Biocompatible synthesis, computational studies and therapeutic evaluation of a dibutyl (2,2-dicyano-1-phenylethyl) phosphonate derivatives targeting oxidative stress, microbial infection and cancer cells.

We synthesized a series of dibutyl (2,2-dicyano-1-phenylethyl) phosphonates using a solvent-free, one-pot reaction catalysed by L-carnitine hydroxide. This green method yielded products in 75-97% yield. Density functional theory analysis showed that these compounds have favourable HOMO-LUMO gaps and enhanced charge transfer, suggesting good nonlinear optical properties.

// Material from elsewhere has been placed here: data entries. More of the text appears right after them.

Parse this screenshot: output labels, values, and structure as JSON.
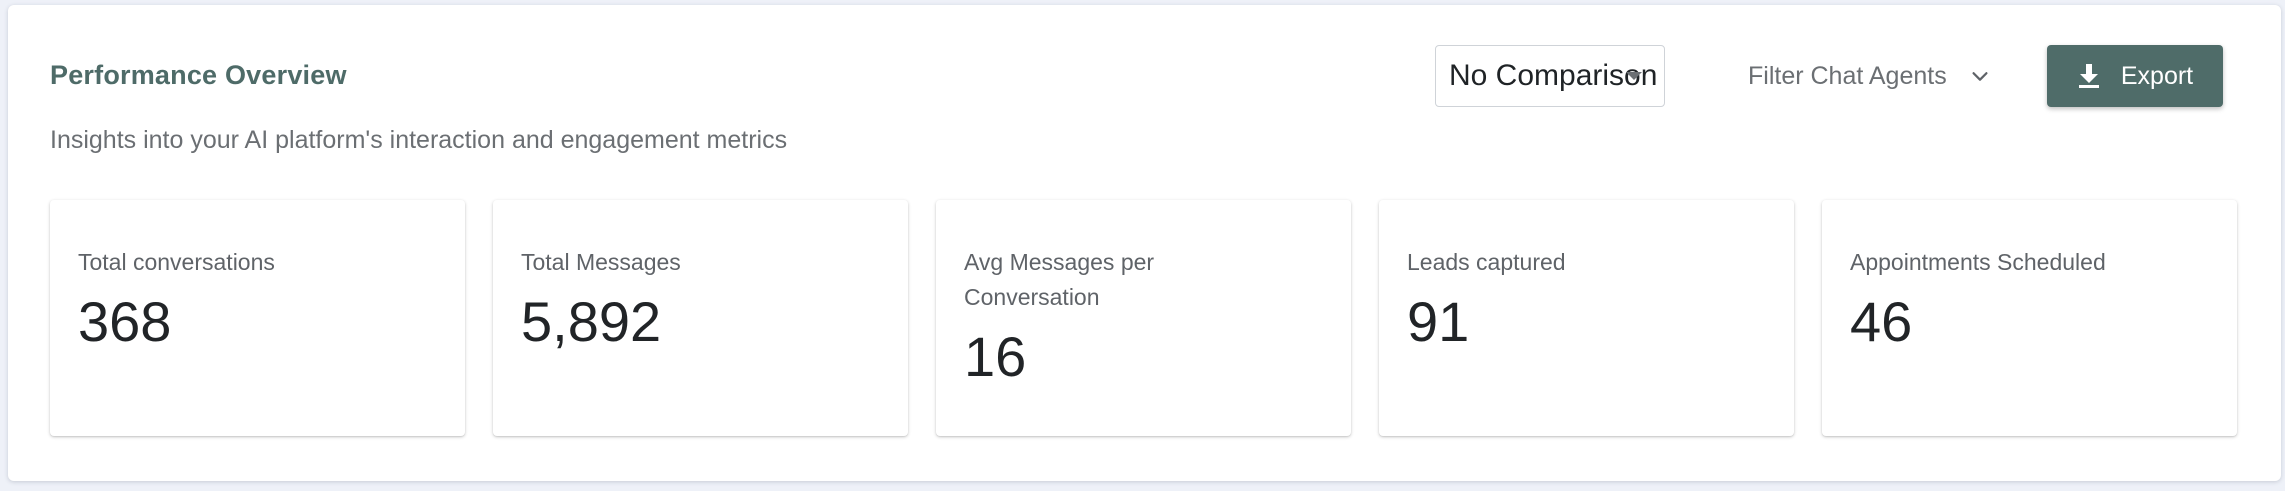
{
  "header": {
    "title": "Performance Overview",
    "subtitle": "Insights into your AI platform's interaction and engagement metrics"
  },
  "controls": {
    "comparison_select": {
      "selected": "No Comparison"
    },
    "filter_label": "Filter Chat Agents",
    "export_label": "Export"
  },
  "metrics": [
    {
      "label": "Total conversations",
      "value": "368"
    },
    {
      "label": "Total Messages",
      "value": "5,892"
    },
    {
      "label": "Avg Messages per Conversation",
      "value": "16"
    },
    {
      "label": "Leads captured",
      "value": "91"
    },
    {
      "label": "Appointments Scheduled",
      "value": "46"
    }
  ],
  "colors": {
    "accent": "#4f6c69",
    "title": "#4e6b68",
    "background": "#eef1f8"
  },
  "icons": {
    "select_caret": "caret-down-icon",
    "filter_chevron": "chevron-down-icon",
    "export_icon": "download-icon"
  }
}
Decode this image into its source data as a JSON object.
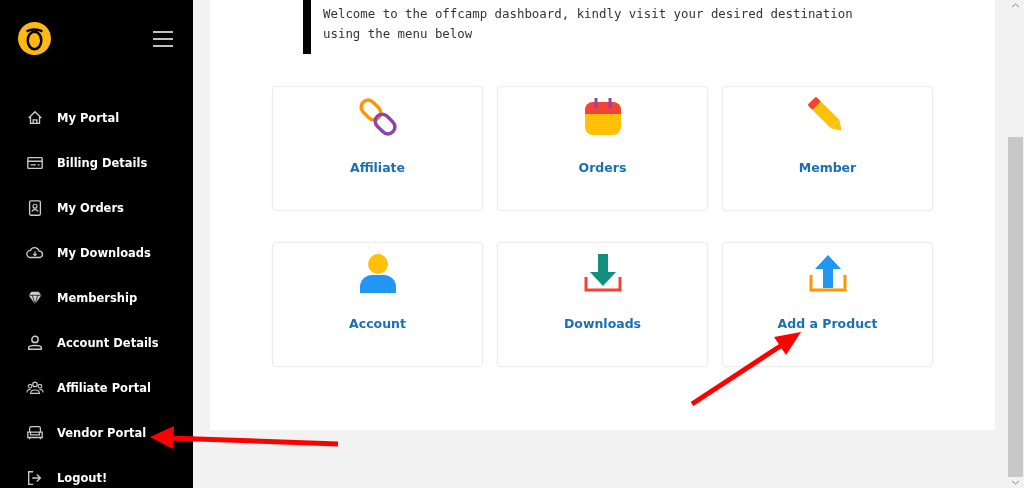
{
  "sidebar": {
    "items": [
      {
        "label": "My Portal"
      },
      {
        "label": "Billing Details"
      },
      {
        "label": "My Orders"
      },
      {
        "label": "My Downloads"
      },
      {
        "label": "Membership"
      },
      {
        "label": "Account Details"
      },
      {
        "label": "Affiliate Portal"
      },
      {
        "label": "Vendor Portal"
      },
      {
        "label": "Logout!"
      }
    ]
  },
  "welcome": "Welcome to the offcamp dashboard, kindly visit your desired destination using the menu below",
  "cards": [
    {
      "label": "Affiliate"
    },
    {
      "label": "Orders"
    },
    {
      "label": "Member"
    },
    {
      "label": "Account"
    },
    {
      "label": "Downloads"
    },
    {
      "label": "Add a Product"
    }
  ]
}
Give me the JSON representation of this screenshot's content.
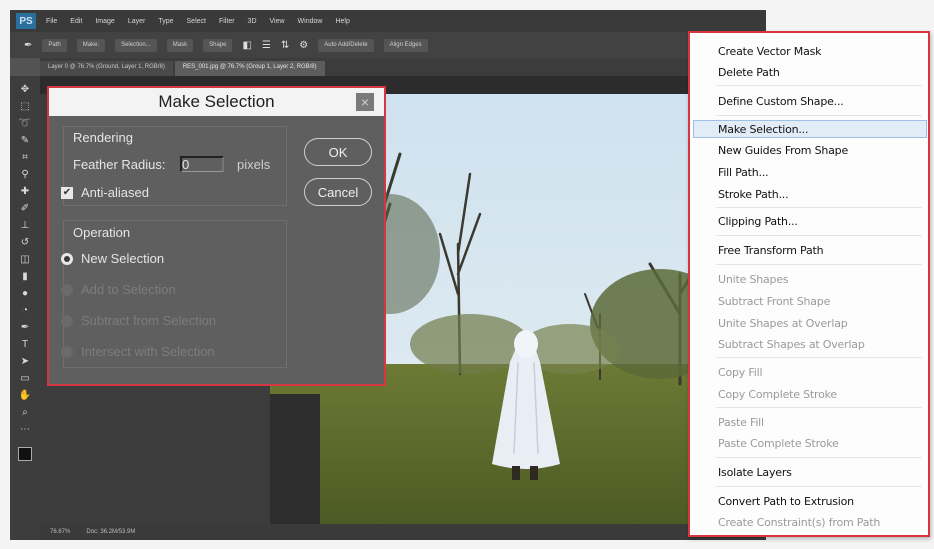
{
  "app": {
    "logo": "PS",
    "menus": [
      "File",
      "Edit",
      "Image",
      "Layer",
      "Type",
      "Select",
      "Filter",
      "3D",
      "View",
      "Window",
      "Help"
    ],
    "options": [
      "Path",
      "Make:",
      "Selection...",
      "Mask",
      "Shape",
      "Auto Add/Delete",
      "Align Edges"
    ],
    "tabs": [
      "Layer 0 @ 76.7% (Ground, Layer 1, RGB/8)",
      "RES_001.jpg @ 76.7% (Group 1, Layer 2, RGB/8)"
    ],
    "status": [
      "76.67%",
      "Doc: 36.2M/53.9M"
    ]
  },
  "dialog": {
    "title": "Make Selection",
    "close": "×",
    "rendering_label": "Rendering",
    "feather_label": "Feather Radius:",
    "feather_value": "0",
    "feather_unit": "pixels",
    "antialias_label": "Anti-aliased",
    "antialias_checked": true,
    "operation_label": "Operation",
    "operations": [
      {
        "label": "New Selection",
        "selected": true,
        "enabled": true
      },
      {
        "label": "Add to Selection",
        "selected": false,
        "enabled": false
      },
      {
        "label": "Subtract from Selection",
        "selected": false,
        "enabled": false
      },
      {
        "label": "Intersect with Selection",
        "selected": false,
        "enabled": false
      }
    ],
    "ok_label": "OK",
    "cancel_label": "Cancel"
  },
  "context_menu": {
    "highlighted": "Make Selection...",
    "items": [
      {
        "label": "Create Vector Mask",
        "enabled": true
      },
      {
        "label": "Delete Path",
        "enabled": true
      },
      {
        "label": "Define Custom Shape...",
        "enabled": true
      },
      {
        "label": "Make Selection...",
        "enabled": true
      },
      {
        "label": "New Guides From Shape",
        "enabled": true
      },
      {
        "label": "Fill Path...",
        "enabled": true
      },
      {
        "label": "Stroke Path...",
        "enabled": true
      },
      {
        "label": "Clipping Path...",
        "enabled": true
      },
      {
        "label": "Free Transform Path",
        "enabled": true
      },
      {
        "label": "Unite Shapes",
        "enabled": false
      },
      {
        "label": "Subtract Front Shape",
        "enabled": false
      },
      {
        "label": "Unite Shapes at Overlap",
        "enabled": false
      },
      {
        "label": "Subtract Shapes at Overlap",
        "enabled": false
      },
      {
        "label": "Copy Fill",
        "enabled": false
      },
      {
        "label": "Copy Complete Stroke",
        "enabled": false
      },
      {
        "label": "Paste Fill",
        "enabled": false
      },
      {
        "label": "Paste Complete Stroke",
        "enabled": false
      },
      {
        "label": "Isolate Layers",
        "enabled": true
      },
      {
        "label": "Convert Path to Extrusion",
        "enabled": true
      },
      {
        "label": "Create Constraint(s) from Path",
        "enabled": false
      }
    ]
  },
  "colors": {
    "highlight_border": "#d4373f",
    "dialog_bg": "#5f5f5f",
    "menu_hover": "#e2ecf7"
  }
}
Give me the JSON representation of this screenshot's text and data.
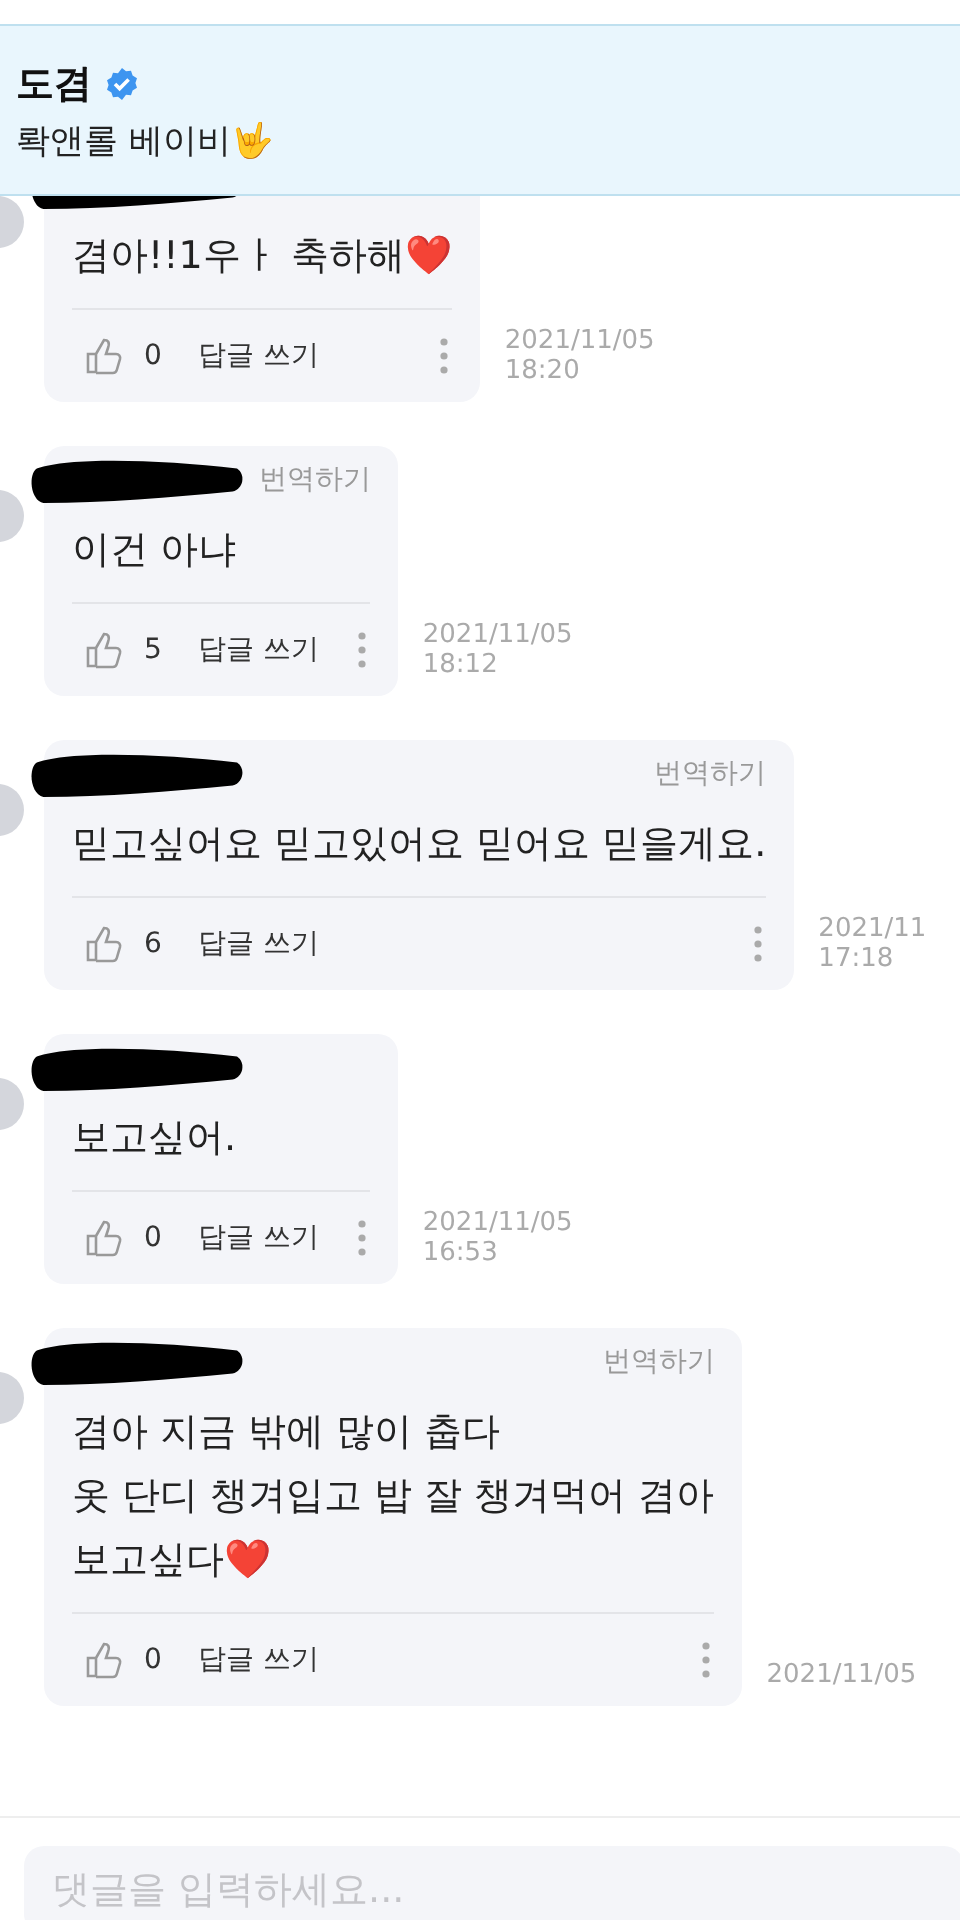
{
  "header": {
    "name": "도겸",
    "verified": true,
    "status": "롹앤롤 베이비🤟"
  },
  "comments": [
    {
      "name_redacted": true,
      "text": "겸아!!1우ㅏ 축하해❤️",
      "likes": "0",
      "reply": "답글 쓰기",
      "date": "2021/11/05",
      "time": "18:20"
    },
    {
      "name_redacted": true,
      "translate": "번역하기",
      "text": "이건 아냐",
      "likes": "5",
      "reply": "답글 쓰기",
      "date": "2021/11/05",
      "time": "18:12"
    },
    {
      "name_redacted": true,
      "translate": "번역하기",
      "text": "믿고싶어요 믿고있어요 믿어요 믿을게요.",
      "likes": "6",
      "reply": "답글 쓰기",
      "date": "2021/11",
      "time": "17:18"
    },
    {
      "name_redacted": true,
      "text": "보고싶어.",
      "likes": "0",
      "reply": "답글 쓰기",
      "date": "2021/11/05",
      "time": "16:53"
    },
    {
      "name_redacted": true,
      "translate": "번역하기",
      "text": "겸아 지금 밖에 많이 춥다\n옷 단디 챙겨입고 밥 잘 챙겨먹어 겸아\n보고싶다❤️",
      "likes": "0",
      "reply": "답글 쓰기",
      "date": "2021/11/05"
    }
  ],
  "comment_input": {
    "placeholder": "댓글을 입력하세요..."
  }
}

Molecular docking indicated strong binding to key bacterial proteins. In vitro tests confirmed strong antioxidant activity (DPPH IC₅₀: 21.1-49.8 µg/mL; NO IC₅₀: 21.2-31.1 µg/mL) and effective antibacterial action against both Gram-positive and Gram-negative bacteria (inhibition zones: 2.0-3.8 mm). The compounds also inhibited cancer cell growth in five human cell lines (IC₅₀: 3.5-5.9 µM), with higher selectivity than doxorubicin over non-cancerous cells. ADMET analysis predicted good absorption, low toxicity and drug-likeness. Electron-withdrawing groups improved both biological and electronic properties. These phosphonates are promising candidates for new therapeutic development.

Supplementary information: The online version contains supplementary material available at 10.1007/s13205-025-04499-9.